Independent Corrupt Practices and Other Related Offences Commission (ICPC) , has intensified surveillance on financial transactions of Nigerians in its fight against corruption, according to Mr Ekpo Nta, chairman of the commission.
Part of the surveillance measure would include close monitoring of the bank accounts and transactions of suspects, as well as keeping tabs on their telephone call log.
Nta said that the measure would go a long way in reducing time spent on investigation, as well as in curbing the penchant for corruption by Nigerian politicians, government officials and businessmen.
According to Nta, the renewed surveillance on financial transactions of persons doing business in the country would take the war against corruption to the doorsteps of suspects. He said the measure would not only reduce the time it takes to conclude investigation on suspects, but also increase the chances of their conviction.
“We have cut down investigation time, because we have insisted on doing more of surveillance before striking, so as to reduce time spent on trying to get answers from a suspect.
“With this approach, admission level to corrupt practises is higher, because what we now do is to present to the suspect the evidence we have already discovered,” he said.
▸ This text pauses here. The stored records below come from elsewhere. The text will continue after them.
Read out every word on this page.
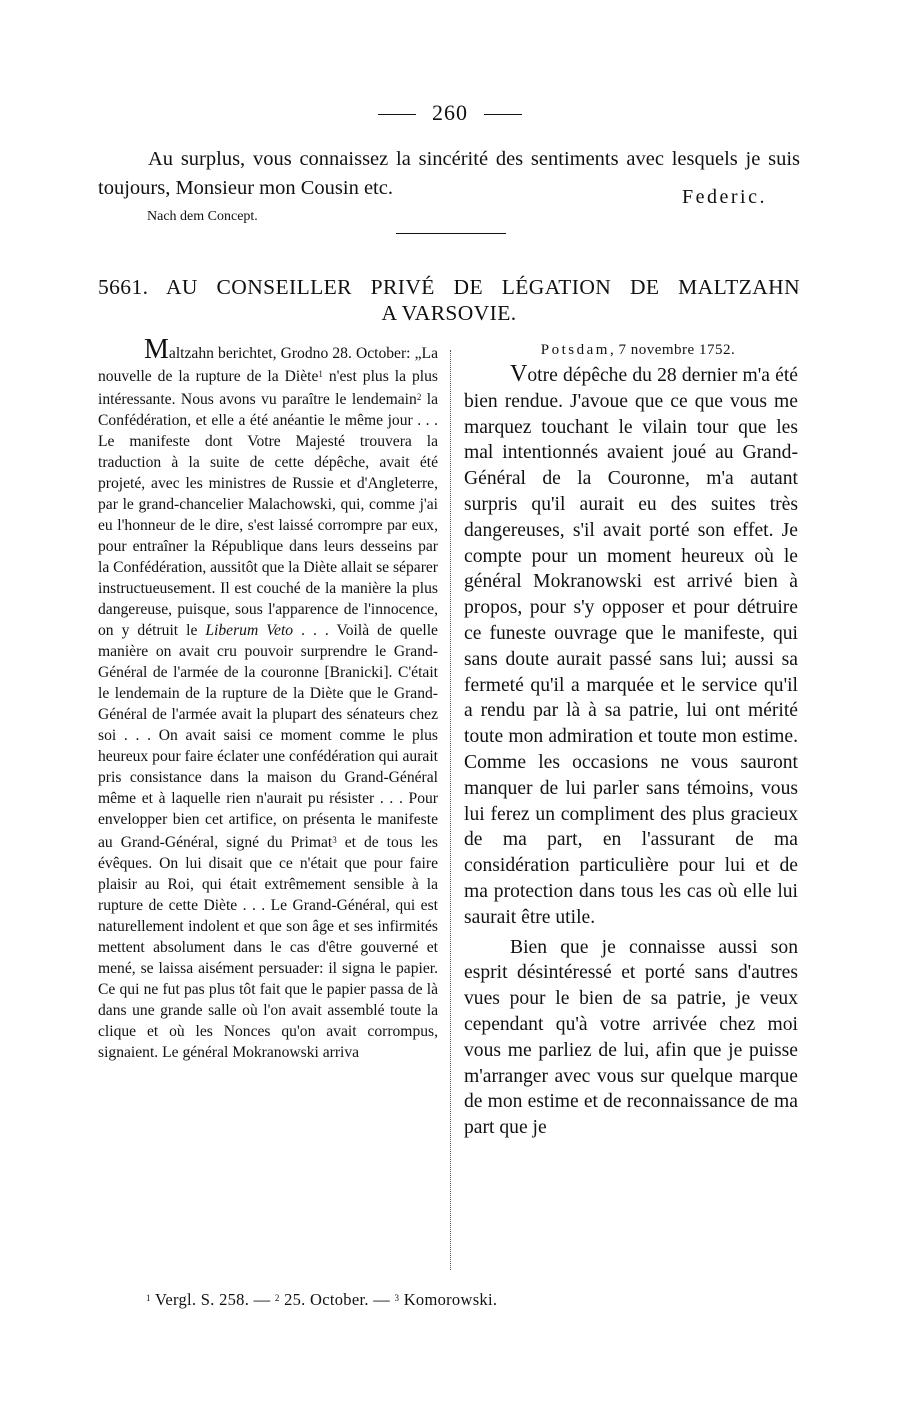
260

Au surplus, vous connaissez la sincérité des sentiments avec lesquels je suis toujours, Monsieur mon Cousin etc.	Federic.
Nach dem Concept.
5661. AU CONSEILLER PRIVÉ DE LÉGATION DE MALTZAHN
A VARSOVIE.

Maltzahn berichtet, Grodno 28. October: „La nouvelle de la rupture de la Diète$^1$ n'est plus la plus intéressante. Nous avons vu paraître le lendemain$^2$ la Confédération, et elle a été anéantie le même jour . . . Le manifeste dont Votre Majesté trouvera la traduction à la suite de cette dépêche, avait été projeté, avec les ministres de Russie et d'Angleterre, par le grand-chancelier Malachowski, qui, comme j'ai eu l'honneur de le dire, s'est laissé corrompre par eux, pour entraîner la République dans leurs desseins par la Confédération, aussitôt que la Diète allait se séparer instructueusement. Il est couché de la manière la plus dangereuse, puisque, sous l'apparence de l'innocence, on y détruit le Liberum Veto . . . Voilà de quelle manière on avait cru pouvoir surprendre le Grand-Général de l'armée de la couronne [Branicki]. C'était le lendemain de la rupture de la Diète que le Grand-Général de l'armée avait la plupart des sénateurs chez soi . . . On avait saisi ce moment comme le plus heureux pour faire éclater une confédération qui aurait pris consistance dans la maison du Grand-Général même et à laquelle rien n'aurait pu résister . . . Pour envelopper bien cet artifice, on présenta le manifeste au Grand-Général, signé du Primat$^3$ et de tous les évêques. On lui disait que ce n'était que pour faire plaisir au Roi, qui était extrêmement sensible à la rupture de cette Diète . . . Le Grand-Général, qui est naturellement indolent et que son âge et ses infirmités mettent absolument dans le cas d'être gouverné et mené, se laissa aisément persuader: il signa le papier. Ce qui ne fut pas plus tôt fait que le papier passa de là dans une grande salle où l'on avait assemblé toute la clique et où les Nonces qu'on avait corrompus, signaient. Le général Mokranowski arriva

Potsdam, 7 novembre 1752.

Votre dépêche du 28 dernier m'a été bien rendue. J'avoue que ce que vous me marquez touchant le vilain tour que les mal intentionnés avaient joué au Grand-Général de la Couronne, m'a autant surpris qu'il aurait eu des suites très dangereuses, s'il avait porté son effet. Je compte pour un moment heureux où le général Mokranowski est arrivé bien à propos, pour s'y opposer et pour détruire ce funeste ouvrage que le manifeste, qui sans doute aurait passé sans lui; aussi sa fermeté qu'il a marquée et le service qu'il a rendu par là à sa patrie, lui ont mérité toute mon admiration et toute mon estime. Comme les occasions ne vous sauront manquer de lui parler sans témoins, vous lui ferez un compliment des plus gracieux de ma part, en l'assurant de ma considération particulière pour lui et de ma protection dans tous les cas où elle lui saurait être utile.

Bien que je connaisse aussi son esprit désintéressé et porté sans d'autres vues pour le bien de sa patrie, je veux cependant qu'à votre arrivée chez moi vous me parliez de lui, afin que je puisse m'arranger avec vous sur quelque marque de mon estime et de reconnaissance de ma part que je

$^1$ Vergl. S. 258. — $^2$ 25. October. — $^3$ Komorowski.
Nta revealed that the Asset Tracing and Monitoring Unit of the commission had been enhanced to ensure that the commission’s power on assets’ seizure was exercised. He said persons convicted of corruption would not be allowed to enjoy their stolen wealth after serving their jail terms.
“To every investigation that we do, there is an element of assets tracing and monitoring, because my attitude is that we cannot stop corruption if we do not seize the proceeds of crimes.
“Somebody takes money and builds a house, gets arrested and spends three months in jail or a fine in the alternative and goes back and enjoys the property.
“My new approach is that, since the money cannot be retrieved, I can trace it to the house built, to ensure that the person has no right to enjoy the facility,” the ICPC boss said.
Nta revealed that the commission had since the inception of its present administration ensured that matters involving economic and financial crimes were moved to the EFCC, to avoid the duplication of duties.
The ICPC chairman, who said that cases that are basically administrative in nature are referred to the Code of Conduct Bureau and the Public Complaints Commission, added that the commission had published a law report on cases handled by the commission.
This, he said, would enlighten the public on the difference between corruption and non-corruption cases. He said the report is to assist judges in their decisions and rulings, adding that the idea is also to address challenges of sending petitions outside the mandate of the commission.